Facebook This photo from the Etobicoke Rexdale Raiders' Facebook page shows Rob Ford coaching the high school football team.

By most accounts, Rob Ford is a very good football coach. He’s not a very good mayor.

So why keep forcing the issue? Amidst damning allegations that he’s been using office staff and resources to help run his high school football team, Ford should do the only sensible thing: leave this city hall business behind and focus on football. He should devote his time to the job he’s good at.

For a guy who knows way more about passing footballs than he does about passing items at city council, ditching politics for sports is an obvious choice.

On the field, Ford has a respectable record. His Don Bosco Eagles routinely post winning seasons and challenge for championships. Even more impressive is that Ford essentially built the school’s football program from nothing, giving kids from low-income neighbourhoods a new chance to get involved in something meaningful.

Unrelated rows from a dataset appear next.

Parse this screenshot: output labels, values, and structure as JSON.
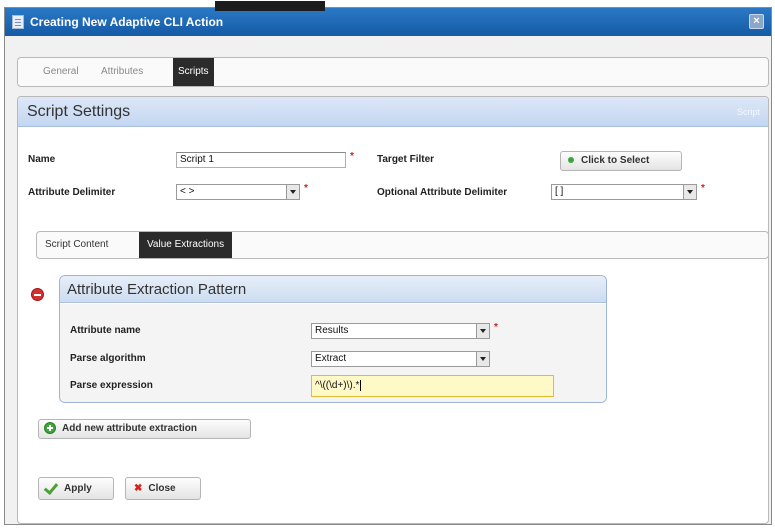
{
  "window": {
    "title": "Creating New Adaptive CLI Action",
    "close_label": "×"
  },
  "tabs": [
    {
      "label": "General"
    },
    {
      "label": "Attributes"
    },
    {
      "label": "Scripts"
    }
  ],
  "active_tab": "Scripts",
  "script_settings": {
    "title": "Script Settings",
    "header_right": "Script",
    "name_label": "Name",
    "name_value": "Script 1",
    "target_filter_label": "Target Filter",
    "click_to_select_label": "Click to Select",
    "attribute_delimiter_label": "Attribute Delimiter",
    "attribute_delimiter_value": "< >",
    "optional_attribute_delimiter_label": "Optional Attribute Delimiter",
    "optional_attribute_delimiter_value": "[ ]",
    "required_marker": "*"
  },
  "subtabs": [
    {
      "label": "Script Content"
    },
    {
      "label": "Value Extractions"
    }
  ],
  "active_subtab": "Value Extractions",
  "extraction": {
    "title": "Attribute Extraction Pattern",
    "attribute_name_label": "Attribute name",
    "attribute_name_value": "Results",
    "parse_algorithm_label": "Parse algorithm",
    "parse_algorithm_value": "Extract",
    "parse_expression_label": "Parse expression",
    "parse_expression_value": "^\\((\\d+)\\).*"
  },
  "add_extraction_label": "Add new attribute extraction",
  "footer": {
    "apply_label": "Apply",
    "close_label": "Close"
  },
  "colors": {
    "titlebar": "#1f69b8",
    "accent_green": "#3ea43e",
    "required_red": "#d42020",
    "highlight_field": "#fff9c8"
  }
}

There’s no doubt Ford has helped kids graduate and kept them away from gangs. He’s made lives better.

In committee rooms and council chamber at city hall, however, the mayor’s been an ineffective mess. His antics routinely distract the public from important issues like transit, housing or taxes. And there’s a mounting pile of evidence that says he just can’t be bothered to show up to work as often as he probably should.

Even supporters who consider themselves fans of Ford’s core principles — slashing budgets, ending the war on the car, complaining about socialists, etc. — have got to realize that the mayor has killed any chance he once had at turning those principles into policy. He hasn’t won a significant vote at city council in almost a year.

The mayor simply doesn’t know how to score points in the city hall game. Rob Ford’s political playbook is nothing but a single scrawled piece of paper that reads “YELL ABOUT STUFF.” And, even though it’s a proven loser, he keeps running that same play.

More importantly, football seems to make Ford happy. When he stood on the stage at a backyard party a couple of weeks ago, his fiery speech culminated not with future political goals but with a booming promise that he would take his kids to the Metro Bowl championship this year.

I don’t think I’ve ever heard him so enthusiastic. Football inspires Rob Ford in a way that being mayor doesn’t.

And there’s nothing wrong with that, except that it’s become clear that there’s not really room in his life for both politics and coaching. Ford has got to choose between the mayor’s office and the football field.

He should pick the field. Out there, at least, Rob Ford knows how to win.